Quietly operating behind these lofty themes are the intimate visual details of the works themselves. Portraits from the Return 1 (2005) is a towering, linear rail of four narrow pieces of wood whose color, a more uniform gold at the top, slowly shifts to varying tones at the bottom, like the undulating folds of a robe’s hem. The bottom-most edge is anchored by the addition of two small pieces of wood, which serve to level the uneven lengths of the strips and ground the soaring verticality of the overall form. These additions are small and subtle, but they draw the eye and the mind into the processes at work, those minute yet countless decisions behind artistic practice.
It’s clear that Young’s intellectual curiosity is on display here, but so is a driving sense of formal experimentation and play, as if the artist were asking, ‘what happens if I add this? or change that?’ The characters that Young has created for his audience are at times meditative and bombastic, noble and abject.
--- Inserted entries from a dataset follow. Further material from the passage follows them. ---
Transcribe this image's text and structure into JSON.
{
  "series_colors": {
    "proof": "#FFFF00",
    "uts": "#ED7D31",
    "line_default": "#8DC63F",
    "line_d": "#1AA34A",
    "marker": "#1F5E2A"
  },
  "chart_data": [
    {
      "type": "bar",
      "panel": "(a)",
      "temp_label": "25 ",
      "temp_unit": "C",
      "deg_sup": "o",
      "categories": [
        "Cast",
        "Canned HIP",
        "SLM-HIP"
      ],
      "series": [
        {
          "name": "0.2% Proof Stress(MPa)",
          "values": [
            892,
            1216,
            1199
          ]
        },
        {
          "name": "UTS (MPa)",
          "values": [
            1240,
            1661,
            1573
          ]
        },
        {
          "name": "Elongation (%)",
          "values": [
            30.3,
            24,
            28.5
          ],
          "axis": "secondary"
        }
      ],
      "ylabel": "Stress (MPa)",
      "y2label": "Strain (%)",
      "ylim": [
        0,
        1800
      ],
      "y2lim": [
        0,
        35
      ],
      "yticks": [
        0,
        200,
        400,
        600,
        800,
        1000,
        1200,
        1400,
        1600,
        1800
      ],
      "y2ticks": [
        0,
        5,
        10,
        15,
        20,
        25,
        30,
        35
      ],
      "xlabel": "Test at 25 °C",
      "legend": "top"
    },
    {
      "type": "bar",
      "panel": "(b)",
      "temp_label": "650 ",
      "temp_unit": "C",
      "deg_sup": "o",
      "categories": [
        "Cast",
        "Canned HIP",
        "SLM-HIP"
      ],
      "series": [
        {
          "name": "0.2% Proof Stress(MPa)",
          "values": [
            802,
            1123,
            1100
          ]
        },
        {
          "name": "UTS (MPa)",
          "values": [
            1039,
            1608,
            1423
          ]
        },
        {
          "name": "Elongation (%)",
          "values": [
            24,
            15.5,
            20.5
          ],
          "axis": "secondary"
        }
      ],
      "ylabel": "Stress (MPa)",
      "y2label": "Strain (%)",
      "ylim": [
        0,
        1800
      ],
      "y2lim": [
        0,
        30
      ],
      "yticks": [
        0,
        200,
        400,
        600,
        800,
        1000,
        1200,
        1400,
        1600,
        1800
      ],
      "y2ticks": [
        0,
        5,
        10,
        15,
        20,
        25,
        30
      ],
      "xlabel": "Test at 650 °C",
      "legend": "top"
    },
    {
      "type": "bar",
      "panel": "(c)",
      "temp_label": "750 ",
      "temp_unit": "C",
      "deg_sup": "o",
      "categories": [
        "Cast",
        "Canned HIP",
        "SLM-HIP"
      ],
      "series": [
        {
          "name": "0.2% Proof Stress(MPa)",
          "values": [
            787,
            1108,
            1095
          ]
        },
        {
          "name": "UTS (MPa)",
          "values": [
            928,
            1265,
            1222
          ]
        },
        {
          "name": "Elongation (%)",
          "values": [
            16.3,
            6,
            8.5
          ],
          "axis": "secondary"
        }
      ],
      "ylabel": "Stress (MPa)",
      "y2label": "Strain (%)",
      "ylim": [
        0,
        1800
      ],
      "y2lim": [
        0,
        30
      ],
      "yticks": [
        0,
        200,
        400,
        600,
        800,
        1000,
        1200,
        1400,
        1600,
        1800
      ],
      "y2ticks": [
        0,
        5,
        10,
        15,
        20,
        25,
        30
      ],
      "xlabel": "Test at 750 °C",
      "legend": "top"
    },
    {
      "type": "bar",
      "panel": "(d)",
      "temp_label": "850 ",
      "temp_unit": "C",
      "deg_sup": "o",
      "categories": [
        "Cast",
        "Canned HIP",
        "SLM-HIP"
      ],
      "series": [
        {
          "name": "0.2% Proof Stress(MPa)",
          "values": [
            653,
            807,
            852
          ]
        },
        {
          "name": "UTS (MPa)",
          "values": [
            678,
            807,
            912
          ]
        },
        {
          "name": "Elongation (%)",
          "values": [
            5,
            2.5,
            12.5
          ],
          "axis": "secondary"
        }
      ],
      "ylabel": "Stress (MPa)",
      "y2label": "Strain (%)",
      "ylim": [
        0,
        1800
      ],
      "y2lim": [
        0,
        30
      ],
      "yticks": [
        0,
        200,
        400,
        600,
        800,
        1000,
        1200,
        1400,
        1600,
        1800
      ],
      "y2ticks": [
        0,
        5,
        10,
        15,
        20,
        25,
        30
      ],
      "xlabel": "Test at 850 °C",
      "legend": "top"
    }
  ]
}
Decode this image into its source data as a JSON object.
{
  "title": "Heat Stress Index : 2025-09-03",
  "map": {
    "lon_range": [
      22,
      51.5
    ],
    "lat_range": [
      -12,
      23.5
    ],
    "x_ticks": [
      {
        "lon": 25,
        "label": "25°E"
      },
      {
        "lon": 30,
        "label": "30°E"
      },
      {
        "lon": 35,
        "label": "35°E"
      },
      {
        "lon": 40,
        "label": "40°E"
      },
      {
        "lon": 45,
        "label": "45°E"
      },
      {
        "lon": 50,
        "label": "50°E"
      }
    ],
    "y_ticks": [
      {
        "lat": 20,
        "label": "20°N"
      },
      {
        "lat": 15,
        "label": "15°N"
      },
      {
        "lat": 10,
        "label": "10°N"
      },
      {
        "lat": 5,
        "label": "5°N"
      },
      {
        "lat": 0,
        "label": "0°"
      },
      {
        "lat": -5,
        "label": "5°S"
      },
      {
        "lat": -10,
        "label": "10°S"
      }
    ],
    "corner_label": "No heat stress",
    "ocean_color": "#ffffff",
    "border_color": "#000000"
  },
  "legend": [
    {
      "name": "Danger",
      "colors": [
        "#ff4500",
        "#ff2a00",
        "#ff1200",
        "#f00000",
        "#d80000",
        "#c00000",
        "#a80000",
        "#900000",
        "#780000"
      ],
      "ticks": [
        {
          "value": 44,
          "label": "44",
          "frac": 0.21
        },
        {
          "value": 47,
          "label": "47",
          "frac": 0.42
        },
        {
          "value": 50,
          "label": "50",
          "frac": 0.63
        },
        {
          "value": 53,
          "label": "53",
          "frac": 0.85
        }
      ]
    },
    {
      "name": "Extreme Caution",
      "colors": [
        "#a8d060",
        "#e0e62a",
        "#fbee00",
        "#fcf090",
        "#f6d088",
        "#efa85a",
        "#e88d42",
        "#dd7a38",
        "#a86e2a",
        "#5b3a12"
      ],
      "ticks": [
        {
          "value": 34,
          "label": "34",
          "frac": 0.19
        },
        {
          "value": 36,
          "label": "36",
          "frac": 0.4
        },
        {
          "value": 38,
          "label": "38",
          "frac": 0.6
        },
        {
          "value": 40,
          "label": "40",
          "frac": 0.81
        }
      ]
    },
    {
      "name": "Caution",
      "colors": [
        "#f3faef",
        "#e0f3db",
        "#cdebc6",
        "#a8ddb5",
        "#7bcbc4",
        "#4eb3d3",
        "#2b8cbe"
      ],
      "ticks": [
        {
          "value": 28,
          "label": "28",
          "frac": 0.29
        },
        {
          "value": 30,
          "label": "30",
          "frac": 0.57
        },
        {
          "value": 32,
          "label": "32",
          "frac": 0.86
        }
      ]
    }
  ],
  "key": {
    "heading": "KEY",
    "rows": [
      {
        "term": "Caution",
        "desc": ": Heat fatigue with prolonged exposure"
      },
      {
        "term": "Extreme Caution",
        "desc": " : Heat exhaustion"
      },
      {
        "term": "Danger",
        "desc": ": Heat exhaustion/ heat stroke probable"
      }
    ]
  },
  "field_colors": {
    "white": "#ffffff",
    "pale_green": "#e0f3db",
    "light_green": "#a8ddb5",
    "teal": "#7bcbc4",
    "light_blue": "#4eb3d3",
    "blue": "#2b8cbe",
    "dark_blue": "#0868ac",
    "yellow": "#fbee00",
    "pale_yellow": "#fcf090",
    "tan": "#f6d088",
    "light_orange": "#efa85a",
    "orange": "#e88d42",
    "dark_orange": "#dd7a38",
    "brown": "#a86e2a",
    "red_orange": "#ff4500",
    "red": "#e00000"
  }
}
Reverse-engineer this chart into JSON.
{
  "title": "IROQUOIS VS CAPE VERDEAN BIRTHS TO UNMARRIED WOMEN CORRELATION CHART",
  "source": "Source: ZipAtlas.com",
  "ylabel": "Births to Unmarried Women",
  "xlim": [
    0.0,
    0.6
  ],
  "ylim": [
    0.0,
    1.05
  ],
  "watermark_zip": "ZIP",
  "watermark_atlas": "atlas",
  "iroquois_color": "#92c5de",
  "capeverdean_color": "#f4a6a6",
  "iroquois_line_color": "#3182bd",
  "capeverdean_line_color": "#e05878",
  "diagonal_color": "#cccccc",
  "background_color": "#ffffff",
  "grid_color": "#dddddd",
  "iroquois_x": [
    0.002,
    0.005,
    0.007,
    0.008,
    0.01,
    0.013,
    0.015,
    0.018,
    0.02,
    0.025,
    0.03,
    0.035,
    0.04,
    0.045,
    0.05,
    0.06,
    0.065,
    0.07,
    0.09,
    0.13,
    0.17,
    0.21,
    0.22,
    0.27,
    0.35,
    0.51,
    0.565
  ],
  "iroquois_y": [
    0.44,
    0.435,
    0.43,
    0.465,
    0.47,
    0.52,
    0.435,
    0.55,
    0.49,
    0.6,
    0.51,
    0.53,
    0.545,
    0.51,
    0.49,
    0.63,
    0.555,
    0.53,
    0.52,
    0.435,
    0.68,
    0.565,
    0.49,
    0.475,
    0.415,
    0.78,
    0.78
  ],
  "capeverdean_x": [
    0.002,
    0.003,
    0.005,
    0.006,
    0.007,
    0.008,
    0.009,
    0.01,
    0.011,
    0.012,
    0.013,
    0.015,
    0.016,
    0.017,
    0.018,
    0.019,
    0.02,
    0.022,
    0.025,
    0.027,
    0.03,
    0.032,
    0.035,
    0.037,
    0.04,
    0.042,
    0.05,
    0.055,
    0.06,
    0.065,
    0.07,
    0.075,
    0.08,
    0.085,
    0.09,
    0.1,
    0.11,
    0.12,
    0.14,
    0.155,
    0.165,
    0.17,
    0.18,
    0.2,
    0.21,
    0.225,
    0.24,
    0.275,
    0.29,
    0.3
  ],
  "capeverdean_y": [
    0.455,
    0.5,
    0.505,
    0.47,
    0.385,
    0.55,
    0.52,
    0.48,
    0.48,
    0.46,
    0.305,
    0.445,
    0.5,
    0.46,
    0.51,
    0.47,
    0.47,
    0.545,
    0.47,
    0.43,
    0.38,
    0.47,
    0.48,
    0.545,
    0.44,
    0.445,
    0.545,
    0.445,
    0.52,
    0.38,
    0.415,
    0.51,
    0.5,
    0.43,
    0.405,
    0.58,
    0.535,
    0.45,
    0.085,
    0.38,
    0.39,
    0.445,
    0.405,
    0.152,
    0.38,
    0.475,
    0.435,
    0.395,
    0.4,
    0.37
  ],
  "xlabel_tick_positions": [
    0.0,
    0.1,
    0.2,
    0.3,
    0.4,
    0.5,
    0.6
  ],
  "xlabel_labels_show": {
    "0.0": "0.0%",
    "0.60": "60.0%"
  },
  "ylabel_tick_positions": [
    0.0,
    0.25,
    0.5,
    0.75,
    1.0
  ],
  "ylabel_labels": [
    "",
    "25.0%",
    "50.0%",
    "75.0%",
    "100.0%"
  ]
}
They speak to us of the choices we have made, and the choices we have yet to make.
Virginia Anderson, Ph.D.
Virginia Anderson is a lecturer in modern and contemporary art at the Maryland Institute College of Art (Baltimore, MD). From 2005 to 2010, she was the Diane and Michael Maher Assistant Curator of American Art at the Harvard Art Museums. She received her Ph.D. from Boston University in 2011.